© 1992 Oxford University Press
research-article |
Comparative Immunosuppression of Various Glycol Ethers Orally Administered to Fischer 344 Rats1,2
Health Effects Research Laboratory, U.S. Environmental Protection Agency Research Triangle Park, North Carolina 27711 *Mantech Corporation Research Triangle Park, North Carolina 27711
Received August 12, 1991; accepted November 15, 1991
Oral dosing of adult male F344 rats with the glycol ether 2-methoxyethanol (ME) or its principal metabolite 2-methoxyacetic acid (MAA) results in the suppression of the primary plaque-forming cell (PFC) response to trinitrophenyl-lipopolysaccharide (TNP-LPS).
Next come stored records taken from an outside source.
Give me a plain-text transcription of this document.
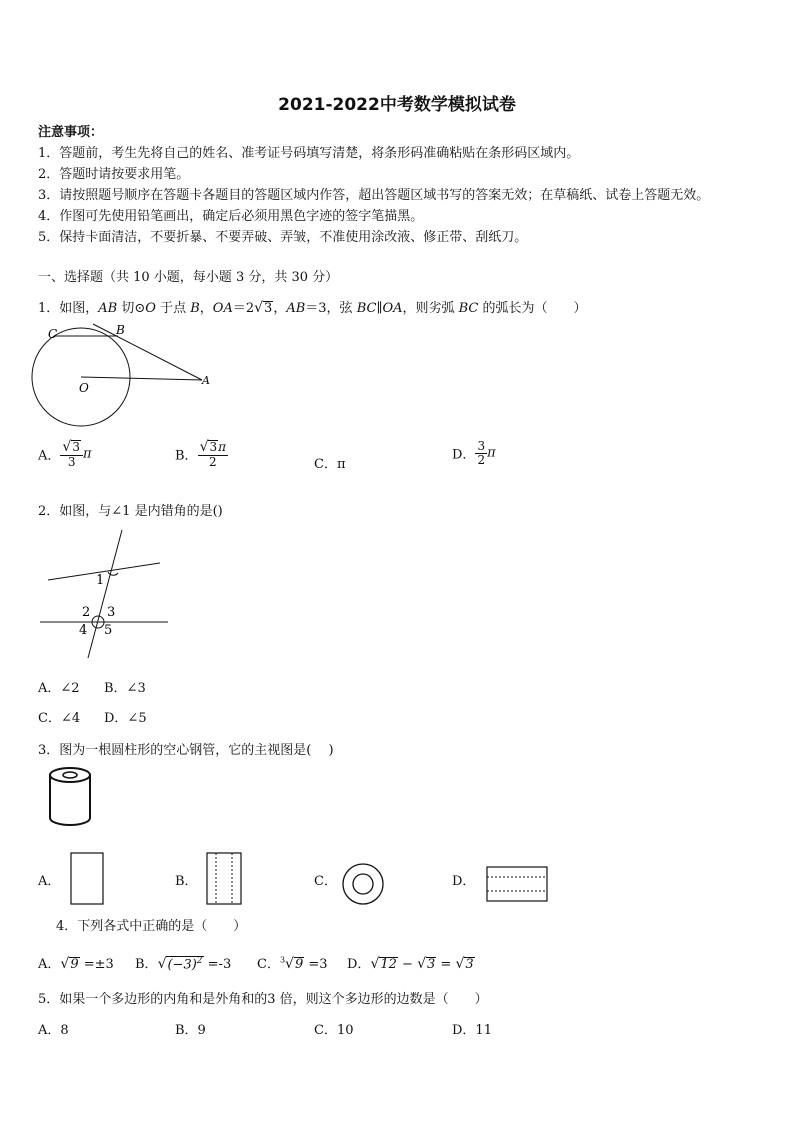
2021-2022中考数学模拟试卷
注意事项：
1．答题前，考生先将自己的姓名、准考证号码填写清楚，将条形码准确粘贴在条形码区域内。
2．答题时请按要求用笔。
3．请按照题号顺序在答题卡各题目的答题区域内作答，超出答题区域书写的答案无效；在草稿纸、试卷上答题无效。
4．作图可先使用铅笔画出，确定后必须用黑色字迹的签字笔描黑。
5．保持卡面清洁，不要折暴、不要弄破、弄皱，不准使用涂改液、修正带、刮纸刀。
一、选择题（共 10 小题，每小题 3 分，共 30 分）
1．如图，AB 切⊙O 于点 B，OA＝2√3，AB＝3，弦 BC∥OA，则劣弧 BC 的弧长为（　　）
C	B
O
A
A． $\frac{√3}{3}$ π	B． $\frac{√3\pi}{2}$	C．π
D． $\frac{3}{2}$ π
2．如图，与∠1 是内错角的是()
1
2 3
4 5
A．∠2 B．∠3
C．∠4 D．∠5
3．图为一根圆柱形的空心钢管，它的主视图是(　 )
A．	B．	C．	D．
4．下列各式中正确的是（　　）
A．√9 =±3 B．$√(-3)^2 =-3$ C．$^3$√9 =3 D．√12 − √3 = √3
5．如果一个多边形的内角和是外角和的3 倍，则这个多边形的边数是（　　）
A．8	B．9	C．10	D．11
In the present study, the PFC response to TNP-LPS was used to evaluate the immunotoxic potential of ethylene glycol (EG) as well as the glycol ethers 2-methoxyethyl acetate (MEA), 2-(2-methoxyethoxy) ethanol, bis(2-meth- oxyethyl) ether, 2-ethoxyethanol and its principal metabolite 2-ethoxyacetic acid, 2-ethoxyethyl acetate, and 2-butoxyethanol relative to ME and MAA. Rats were immunized with TNP-LPS and then exposed 4 and 28 hr later to 50, 100, 200, or 400 mg/kg of glycol ether or EG. Three days following immunization, the PFC response to TNP-LPS was determined. In addition to ME and MAA, only MEA, which was as effective as ME, suppressed the PFC response to TNP-LPS. Concomitant administration of the alcohol dehydrogenase inhibitor 4-methylpyrazole with ME or MEA prevented suppression of the PFC response by these glycol ethers. These results indicate that of the chemicals tested only ME, MEA, and MAA are immunosup pressive, and that oxidative metabolism via alcohol dehydrogenase is necessary for ME- and MEA-suppression of the response to TNP-LPS.